Garbage, really? Is it exploitive, excessively gross and gory? Does it feature bad special effects, a sloppy script or bad acting? Not at all. It’s an inventive story that adds something a little different to the found footage genre. The acting is solid, the cinematography is artistic and eye-catching.

But, the reason this term really got under my skin is that this person was callously insulting an independent film with a small budget and no big PR firm or major studio behind it. Someone reading that nasty comment might decide not to watch the film. Worst of all, she was casually dismissing Erik Kristopher Myers’s art, a project he put his heart and soul into.

I reached out to Erik when I was writing this piece, and he had some great things to say on the subject.

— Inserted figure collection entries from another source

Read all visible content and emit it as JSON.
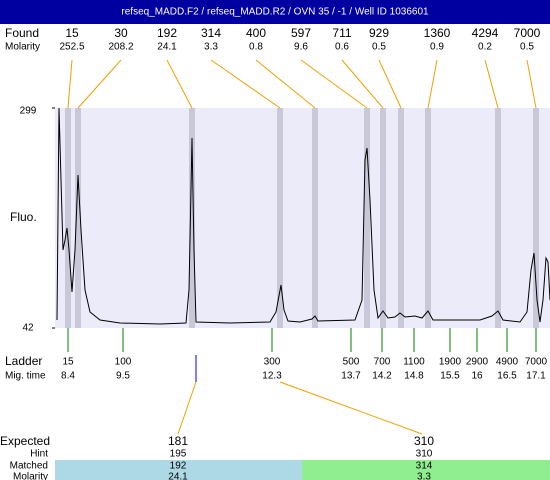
{
  "chart_data": {
    "type": "electropherogram",
    "title": "refseq_MADD.F2 / refseq_MADD.R2 / OVN 35 / -1 / Well ID 1036601",
    "found_label": "Found",
    "molarity_label": "Molarity",
    "found": [
      15,
      30,
      192,
      314,
      400,
      597,
      711,
      929,
      1360,
      4294,
      7000
    ],
    "molarity": [
      252.5,
      208.2,
      24.1,
      3.3,
      0.8,
      9.6,
      0.6,
      0.5,
      0.9,
      0.2,
      0.5
    ],
    "y_label": "Fluo.",
    "ylim": [
      42,
      299
    ],
    "yticks": [
      42,
      299
    ],
    "ladder_label": "Ladder",
    "mig_time_label": "Mig. time",
    "ladder": [
      15,
      100,
      300,
      500,
      700,
      1100,
      1900,
      2900,
      4900,
      7000
    ],
    "mig_time": [
      8.4,
      9.5,
      12.3,
      13.7,
      14.2,
      14.8,
      15.5,
      16,
      16.5,
      17.1
    ],
    "table": {
      "row_labels": [
        "Expected",
        "Hint",
        "Matched",
        "Molarity"
      ],
      "expected": [
        181,
        310
      ],
      "hint": [
        195,
        310
      ],
      "matched": [
        192,
        314
      ],
      "molarity": [
        24.1,
        3.3
      ]
    }
  }
}
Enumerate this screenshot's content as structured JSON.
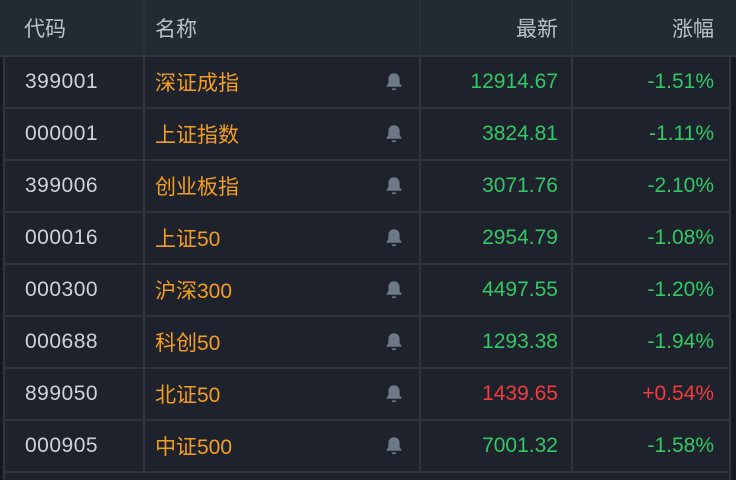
{
  "table": {
    "columns": [
      {
        "key": "code",
        "label": "代码"
      },
      {
        "key": "name",
        "label": "名称"
      },
      {
        "key": "latest",
        "label": "最新"
      },
      {
        "key": "change",
        "label": "涨幅"
      }
    ],
    "rows": [
      {
        "code": "399001",
        "name": "深证成指",
        "latest": "12914.67",
        "change": "-1.51%",
        "trend": "down"
      },
      {
        "code": "000001",
        "name": "上证指数",
        "latest": "3824.81",
        "change": "-1.11%",
        "trend": "down"
      },
      {
        "code": "399006",
        "name": "创业板指",
        "latest": "3071.76",
        "change": "-2.10%",
        "trend": "down"
      },
      {
        "code": "000016",
        "name": "上证50",
        "latest": "2954.79",
        "change": "-1.08%",
        "trend": "down"
      },
      {
        "code": "000300",
        "name": "沪深300",
        "latest": "4497.55",
        "change": "-1.20%",
        "trend": "down"
      },
      {
        "code": "000688",
        "name": "科创50",
        "latest": "1293.38",
        "change": "-1.94%",
        "trend": "down"
      },
      {
        "code": "899050",
        "name": "北证50",
        "latest": "1439.65",
        "change": "+0.54%",
        "trend": "up"
      },
      {
        "code": "000905",
        "name": "中证500",
        "latest": "7001.32",
        "change": "-1.58%",
        "trend": "down"
      }
    ],
    "row_icon": "bell-icon"
  },
  "colors": {
    "up": "#f23b3b",
    "down": "#33c763",
    "name_accent": "#f49d20",
    "header_bg": "#242a34",
    "row_bg": "#1d222c",
    "grid_line": "#2e3540"
  }
}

"Erik Kristopher Myers: “The world of independent film suffers most from unfiltered audience feedback.  Low-budget movies made by creators trying to rub two nickels together and create something that looks like ten bucks are already fighting an uphill battle without their work attacked for being exactly what they are: compromised by limited resources. In a world in which indie artists have to perform double-duty as their own marketing team, and where social media and streaming services share content to prospective viewers based on the most number of reviews and ratings, films are hobbled by unnecessarily harsh write-ups from people who are absolutely entitled to their opinions, but aren’t always vocalizing informed opinions. In other words, not everyone should be a critic if they don’t understand the strata of productions, namely their funding, or the fact that positive reviews on platforms like Amazon or IMDB don’t necessarily mean that the director had his or her friends and family compose glowing praise in order to create a false impression of quality. Sometimes, people just see a thing, and like a thing. The very people who use the term “fake reviews” are often the same ones shouting “fake news,” and they’re also unwittingly spreading misinformation. Opinions are subjective, and art provokes a response. There’s nothing wrong with liking or not liking a thing. The problem comes from 1) criticizing a product for perhaps aiming higher than it can reach, rather than recognizing the intent and restrictions that compromised it, and 2) feeling that having an internet soapbox like Facebook or Twitter warrants attacks on the work (and the people involved) that have less to do with criticism than insult. Saying my movie sucks just because “it sucks” isn’t even something my eight year-old would say, whether to a person’s face, or even just about the work. That isn’t critical thinking; it’s an immature response spoken atop a soapbox, amplified by the bullhorn that is your social media account. Nor is it informed or intelligent to mock something that was financed on credit cards for a few thousand dollars because it doesn’t look or sound quite like a similar product that was funded by a studio for one hundred times that amount. That’s a lot like insulting someone with one leg for coming in last in the race. They had to work twice as hard, you know.”"

None of this is to say that we all have to like the same films. Look, I did not like Stanley Kubrick’s The Shining, and that’s not a popular opinion. But I can appreciate its artistic value, and would never refer to it as “garbage.” I understand why some people love it, regardless of my own feelings.